L’essentiel : Chacun met en avant les arguments qui l’arrangent. Vers une crise politique ?

  • Ce que ne disent pas toutes ces réactions, c’est que le rapport est plus nuancé qu’il n’y parait. Certes, il évoque des problèmes de sécurité de l’énergie nucléaire, notamment face à des risques d’attentat ou en rapport à la densité de population élevée sur le sol belge. Il met aussi en exergue le problème lié à la gestion des déchets qu’on planque sous le tapis. Rien de très neuf finalement.
  • Il évoque aussi un changement de paradigme d’un monde aux ressources limitées sur une planète finie, suggérant de prendre en compte le modèle de la décroissance. Pour qui suit l’un des papes de l’Énergie, le Français Jean-Marc Jancovici, là non plus rien de très neuf sous le soleil. Cet ingénieur rappelle de conférence en conférence qu’il est déjà trop tard pour sauver le climat.
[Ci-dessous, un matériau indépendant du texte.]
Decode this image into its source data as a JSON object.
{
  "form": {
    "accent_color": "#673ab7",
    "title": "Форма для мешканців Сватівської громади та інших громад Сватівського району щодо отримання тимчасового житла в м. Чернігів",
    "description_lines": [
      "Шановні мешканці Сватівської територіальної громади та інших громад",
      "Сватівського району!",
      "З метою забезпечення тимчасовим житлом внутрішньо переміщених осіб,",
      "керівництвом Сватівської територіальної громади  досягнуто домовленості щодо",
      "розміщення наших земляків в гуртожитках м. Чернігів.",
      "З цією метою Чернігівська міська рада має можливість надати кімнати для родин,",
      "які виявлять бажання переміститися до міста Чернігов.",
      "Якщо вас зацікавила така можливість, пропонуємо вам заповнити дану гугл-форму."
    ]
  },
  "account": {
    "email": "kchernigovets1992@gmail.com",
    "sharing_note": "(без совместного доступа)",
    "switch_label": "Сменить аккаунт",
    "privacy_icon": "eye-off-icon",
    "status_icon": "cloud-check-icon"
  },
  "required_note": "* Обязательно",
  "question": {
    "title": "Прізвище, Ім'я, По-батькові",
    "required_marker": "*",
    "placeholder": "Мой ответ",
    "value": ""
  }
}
Les concentrations en CO2 dans l’atmosphère ne s’estomperont pas avant plusieurs milliers d’années, même dans un monde neutre en carbone. L’important selon lui reste de connaître de combien d’étages nous tomberons, et cela passerait selon lui par une forme de décroissance en opposition aux technologies vertes idéalisées.
  • Le rapport lui-même est plus nuancé, mais peu de monde pour le souligner sur les réseaux sociaux : « Le CSS conclut qu’il y a des arguments pour et contre la prolongation éventuelle de deux centrales nucléaires au-delà de 2025, mais qu’il n’y a pas d’éléments marquants qui ‘imposeraient’ un choix dans un sens ou dans l’autre ». En fait, ce rapport parle d’une « réalité complexe ». Il évoque la sécurité d’approvisionnement, une dépendance vis à vis de l’étranger et du renouvelable altéré, ou encore une éventuelle montée des prix.
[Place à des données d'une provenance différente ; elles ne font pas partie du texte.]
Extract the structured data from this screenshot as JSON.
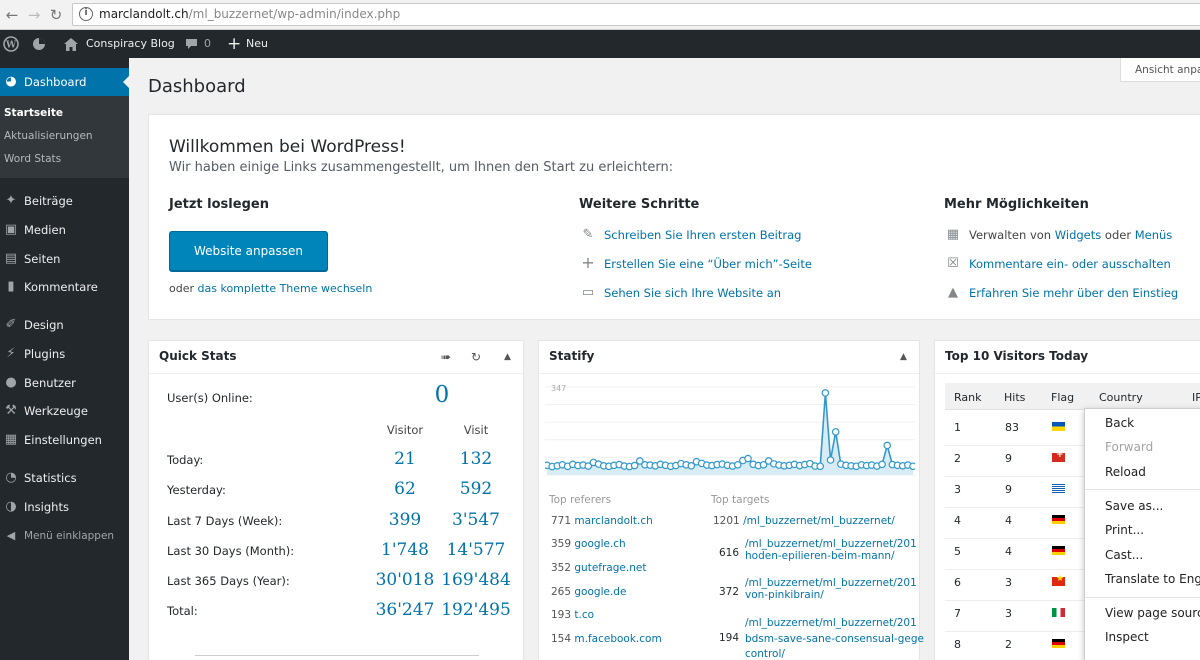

  • Mais dans un débat fondamentalement idéologique, il y a peu de place pour la nuance. Chacun use des arguments qui servent sa cause. Et à cet égard, ce rapport a été un cas d’école.
  • Au niveau politique, on est en droit de se demander si cette fracture mènera à une crise politique majeure pour la Vivaldi. Alors que les débats socio-économiques ont monopolisé l’attention lors de cette rentrée politique, on savait que le débat sur le nucléaire allait finir par se fracasser aux arguments des différents courants qui traversent le gouvernement fédéral.
  • Un parfum de crise ? « Peut-être », estime Marie-Christine Marghem. On comprend que le MR plaidera pour une prolongation du parc nucléaire alors que l’évaluation sur la sécurité d’approvisionnement doit encore être faite.
  • Mais le MR reste néanmoins isolé au sein du gouvernement sur cette question. Les libéraux flamands du Premier ministre De Croo n’ont jamais vraiment remis en cause la sortie du nucléaire, pas plus que le CD&V. En fait, la seule famille politique qui pourrait éventuellement faire pencher la balance serait la famille socialiste. Si par exemple, la facture venait à exploser. Mais avec le récent discours écosocialiste de Paul Magnette, président du PS, on n’en prend pas vraiment le chemin.
  • Sur ce sujet, le MR est sur la même ligne que la N-VA, pourtant dans l’opposition. Georges-Louis Bouchez a même retweeté une critique tranchée par rapport à la décroissance de Bart De Wever. Pas vraiment ce qu’on peut attendre d’un président de parti de la majorité vis-à-vis du chef de l’opposition.